The main challenge in treating leukemia is overcoming resistance to chemotherapy. Activation of survival kinases such as AKT is associated with poor overall survival. Mutations of FLT-3, RAS and other up-stream signaling regulators can result in aberrant activation of survival cascades that could promote drug resistance or relapse. However, it is estimated that perhaps half of AML patients lack activating mutations and thus other mechanisms are liklely involved. Survival kinases can be activated when the protein phosphatases that negatively regulate their function are suppressed.

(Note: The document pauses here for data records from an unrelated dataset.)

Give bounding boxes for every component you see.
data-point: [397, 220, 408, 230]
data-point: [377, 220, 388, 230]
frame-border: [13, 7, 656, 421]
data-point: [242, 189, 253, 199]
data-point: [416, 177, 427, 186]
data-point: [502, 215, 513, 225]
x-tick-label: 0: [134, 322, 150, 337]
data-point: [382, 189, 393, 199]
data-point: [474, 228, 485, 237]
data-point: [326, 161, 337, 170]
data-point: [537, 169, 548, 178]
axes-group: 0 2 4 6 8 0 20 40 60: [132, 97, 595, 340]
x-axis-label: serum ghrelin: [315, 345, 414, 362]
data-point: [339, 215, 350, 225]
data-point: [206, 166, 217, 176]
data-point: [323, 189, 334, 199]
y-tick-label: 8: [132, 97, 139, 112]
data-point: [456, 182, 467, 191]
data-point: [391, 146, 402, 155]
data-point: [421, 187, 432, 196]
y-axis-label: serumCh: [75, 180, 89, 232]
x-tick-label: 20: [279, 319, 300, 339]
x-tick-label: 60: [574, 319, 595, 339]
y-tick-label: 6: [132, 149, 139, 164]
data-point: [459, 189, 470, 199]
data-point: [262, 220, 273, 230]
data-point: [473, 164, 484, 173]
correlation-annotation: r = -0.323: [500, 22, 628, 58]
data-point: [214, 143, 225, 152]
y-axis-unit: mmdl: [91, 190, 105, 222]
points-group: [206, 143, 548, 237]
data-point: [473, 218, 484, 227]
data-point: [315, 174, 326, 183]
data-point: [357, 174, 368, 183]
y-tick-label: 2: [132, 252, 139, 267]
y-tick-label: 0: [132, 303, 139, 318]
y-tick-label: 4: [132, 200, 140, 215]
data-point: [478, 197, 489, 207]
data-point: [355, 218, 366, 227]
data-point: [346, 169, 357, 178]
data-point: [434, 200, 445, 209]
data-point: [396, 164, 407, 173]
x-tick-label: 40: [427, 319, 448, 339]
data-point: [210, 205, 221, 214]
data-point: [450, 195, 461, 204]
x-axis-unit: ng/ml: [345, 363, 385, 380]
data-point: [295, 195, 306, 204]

Protein Phosphatase 2A (PP2A) targets many kinases in mammalian cells including AKT, PKC, and ERK. Analysis of PP2A in any model disease has been difficult as the enzyme is a hetero-trimer consisting of catalytic (C), scaffold (A), and regulatory (B) subunits. As there are two C isoforms, 2 A isoforms, and at least 21 B isoforms, PP2A is not really a single enzyme but rather a family of possibly 80 variants. While focus on the B subunit has allowed for some insight into regulation of function, a true understanding of the role of PP2A in leukemia is lacking. Furthermore, it is becoming evident that diverse mechanisms that suppress PP2A are commonly present in cancers. SET and CIP2A, two cellular inhibitors of PP2A, have been identified in many cancers including leukemia. In addition, post-translational modification of various PP2A subunits can suppress function. Mutations have been identified in some subunits (e.g. both A variants) and expression of some subunits have been found to be suppressed by microRNAs (e.g. miR-1 and the B56 subunit). Targeting PP2A isoforms for AML therapy is difficult as the objective would be to activate these enzymes in order to suppress survival signaling. While this is a daunting challenge, recent studies with FTY-720 suggest that activation of PP2A by a pharmacological agent is possible. In this research topic, we will review (a) PP2A isoforms and their targets that have been identified in leukemia, (b) the role of SET and CIP2A as inhibitors of PP2A, ( c) genetic suppression of PP2A by mutations, miRs, and epigenetic phenomenon, and (d) strategies to activate PP2A for therapy. Emphasis will be placed on hematologic malignancies including acute and chronic leukemias, myelodysplastic syndrome, and lymphoma. In addition to reviews, we would welcome manuscripts reporting new findings.